Andrew Last commutes to work on a bicycle he designed and built himself.
Andrew is a metalsmith and lecturer in the School of Art, but he describes himself fundamentally as a maker. He makes sculpture and jewellery, but has also made houses, boats, ukeleles and a bass guitar. And every year he makes himself a new bicycle.
He has been investigating the potential benefits of recumbent bicycle designs that challenge the market dominance of traditional diamond-frame bicycles, to achieve reduced wind resistance for more efficient cycling. Commuting to work is much more satisfying (and comfortable) on a bike of his own manufacture, and each ride provides an opportunity to evaluate its performance and think about how it could be improved. Andrew hopes that his daily commute on an unusual and noticeable bicycle is helping to normalise cycling as a legitimate transport option, both for drivers to become accustomed to sharing the road with cyclists, and for others to consider cycling a viable alternative to fossil fuel-dependent transport.
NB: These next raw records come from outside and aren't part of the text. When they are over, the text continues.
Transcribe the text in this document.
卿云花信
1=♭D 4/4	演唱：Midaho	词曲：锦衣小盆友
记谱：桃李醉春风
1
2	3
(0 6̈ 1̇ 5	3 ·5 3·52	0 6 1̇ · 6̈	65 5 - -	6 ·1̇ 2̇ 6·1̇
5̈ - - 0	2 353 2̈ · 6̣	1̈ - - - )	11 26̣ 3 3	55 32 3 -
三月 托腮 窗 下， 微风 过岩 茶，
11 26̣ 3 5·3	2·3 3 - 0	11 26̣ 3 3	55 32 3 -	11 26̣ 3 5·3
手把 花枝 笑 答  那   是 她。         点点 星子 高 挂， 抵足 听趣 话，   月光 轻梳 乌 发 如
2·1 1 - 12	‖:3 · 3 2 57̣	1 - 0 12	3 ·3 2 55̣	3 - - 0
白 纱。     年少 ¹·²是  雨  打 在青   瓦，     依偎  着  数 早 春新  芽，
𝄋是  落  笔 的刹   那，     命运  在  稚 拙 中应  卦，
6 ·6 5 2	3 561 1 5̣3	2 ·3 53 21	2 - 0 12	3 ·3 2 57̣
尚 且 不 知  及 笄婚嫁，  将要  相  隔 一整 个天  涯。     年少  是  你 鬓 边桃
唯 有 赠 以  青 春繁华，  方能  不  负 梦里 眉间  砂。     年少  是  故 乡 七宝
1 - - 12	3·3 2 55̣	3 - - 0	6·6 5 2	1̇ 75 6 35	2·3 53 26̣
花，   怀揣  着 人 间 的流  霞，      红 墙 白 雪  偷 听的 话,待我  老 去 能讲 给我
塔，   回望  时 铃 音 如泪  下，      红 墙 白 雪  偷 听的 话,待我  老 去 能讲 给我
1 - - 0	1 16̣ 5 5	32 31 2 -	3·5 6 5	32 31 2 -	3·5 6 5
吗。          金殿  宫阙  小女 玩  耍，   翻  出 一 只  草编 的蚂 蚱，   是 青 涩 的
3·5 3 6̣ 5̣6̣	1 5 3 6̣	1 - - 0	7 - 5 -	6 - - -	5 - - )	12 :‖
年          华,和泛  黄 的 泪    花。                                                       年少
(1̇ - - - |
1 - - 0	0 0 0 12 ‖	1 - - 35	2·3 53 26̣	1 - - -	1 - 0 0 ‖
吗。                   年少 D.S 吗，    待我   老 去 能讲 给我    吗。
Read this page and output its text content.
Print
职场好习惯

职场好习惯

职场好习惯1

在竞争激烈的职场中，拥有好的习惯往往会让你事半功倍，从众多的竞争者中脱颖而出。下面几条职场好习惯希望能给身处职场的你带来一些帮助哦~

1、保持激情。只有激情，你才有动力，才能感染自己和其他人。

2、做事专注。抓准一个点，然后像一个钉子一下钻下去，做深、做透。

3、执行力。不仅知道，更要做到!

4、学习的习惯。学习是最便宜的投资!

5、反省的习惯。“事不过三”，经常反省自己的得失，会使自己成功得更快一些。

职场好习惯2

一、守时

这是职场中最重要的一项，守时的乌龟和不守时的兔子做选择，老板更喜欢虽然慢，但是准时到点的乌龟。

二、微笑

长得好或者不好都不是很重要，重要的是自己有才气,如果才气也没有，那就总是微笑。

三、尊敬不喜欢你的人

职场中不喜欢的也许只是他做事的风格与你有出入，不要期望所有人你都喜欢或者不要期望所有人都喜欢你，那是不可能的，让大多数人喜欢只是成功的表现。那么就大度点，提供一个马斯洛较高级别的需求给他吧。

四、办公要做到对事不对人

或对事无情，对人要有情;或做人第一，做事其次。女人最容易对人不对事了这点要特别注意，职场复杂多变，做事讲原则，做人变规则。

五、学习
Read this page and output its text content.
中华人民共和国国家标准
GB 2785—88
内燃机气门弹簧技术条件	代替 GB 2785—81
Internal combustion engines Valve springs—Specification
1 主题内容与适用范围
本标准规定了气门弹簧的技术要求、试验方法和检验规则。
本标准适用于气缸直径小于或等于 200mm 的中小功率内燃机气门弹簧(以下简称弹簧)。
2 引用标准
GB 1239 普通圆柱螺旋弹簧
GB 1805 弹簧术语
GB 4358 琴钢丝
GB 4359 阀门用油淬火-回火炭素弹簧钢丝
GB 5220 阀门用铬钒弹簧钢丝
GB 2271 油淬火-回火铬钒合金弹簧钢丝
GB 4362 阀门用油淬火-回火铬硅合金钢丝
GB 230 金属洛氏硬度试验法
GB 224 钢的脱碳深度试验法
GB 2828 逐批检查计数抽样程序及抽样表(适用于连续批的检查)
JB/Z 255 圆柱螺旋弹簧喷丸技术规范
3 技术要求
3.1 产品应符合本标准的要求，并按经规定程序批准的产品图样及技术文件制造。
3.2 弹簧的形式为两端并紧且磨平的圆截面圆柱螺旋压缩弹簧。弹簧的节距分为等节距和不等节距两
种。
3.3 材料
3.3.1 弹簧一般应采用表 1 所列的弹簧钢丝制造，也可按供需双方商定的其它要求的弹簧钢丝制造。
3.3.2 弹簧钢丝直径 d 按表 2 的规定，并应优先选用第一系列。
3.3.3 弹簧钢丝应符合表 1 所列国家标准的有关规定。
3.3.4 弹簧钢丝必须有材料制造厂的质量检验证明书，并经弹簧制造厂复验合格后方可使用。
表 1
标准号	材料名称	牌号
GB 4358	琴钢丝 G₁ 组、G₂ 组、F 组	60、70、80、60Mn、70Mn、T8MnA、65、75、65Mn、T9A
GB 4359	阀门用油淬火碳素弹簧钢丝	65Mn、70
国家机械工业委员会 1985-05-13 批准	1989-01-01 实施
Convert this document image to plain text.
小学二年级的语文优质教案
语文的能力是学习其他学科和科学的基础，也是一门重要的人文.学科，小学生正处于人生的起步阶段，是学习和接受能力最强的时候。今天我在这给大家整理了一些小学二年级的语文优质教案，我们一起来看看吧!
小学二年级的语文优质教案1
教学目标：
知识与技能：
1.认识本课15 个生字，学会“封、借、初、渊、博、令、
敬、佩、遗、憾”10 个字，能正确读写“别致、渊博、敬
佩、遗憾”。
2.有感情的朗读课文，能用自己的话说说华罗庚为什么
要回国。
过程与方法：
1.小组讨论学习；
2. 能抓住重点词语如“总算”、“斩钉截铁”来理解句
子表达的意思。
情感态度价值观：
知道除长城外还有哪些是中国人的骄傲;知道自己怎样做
Andrew is also testing the potential for producing viable DIY alternatives to mass-produced consumer bicycles, using recycled materials. New Zealand society has had a strong DIY ethic in the past, which Andrew is concerned to see being eroded in an increasingly consumer-based society. It is common now to pay for things which many people used to do for themselves. Andrew sees making his own bicycles as affirming that DIY mentality and self-empowerment.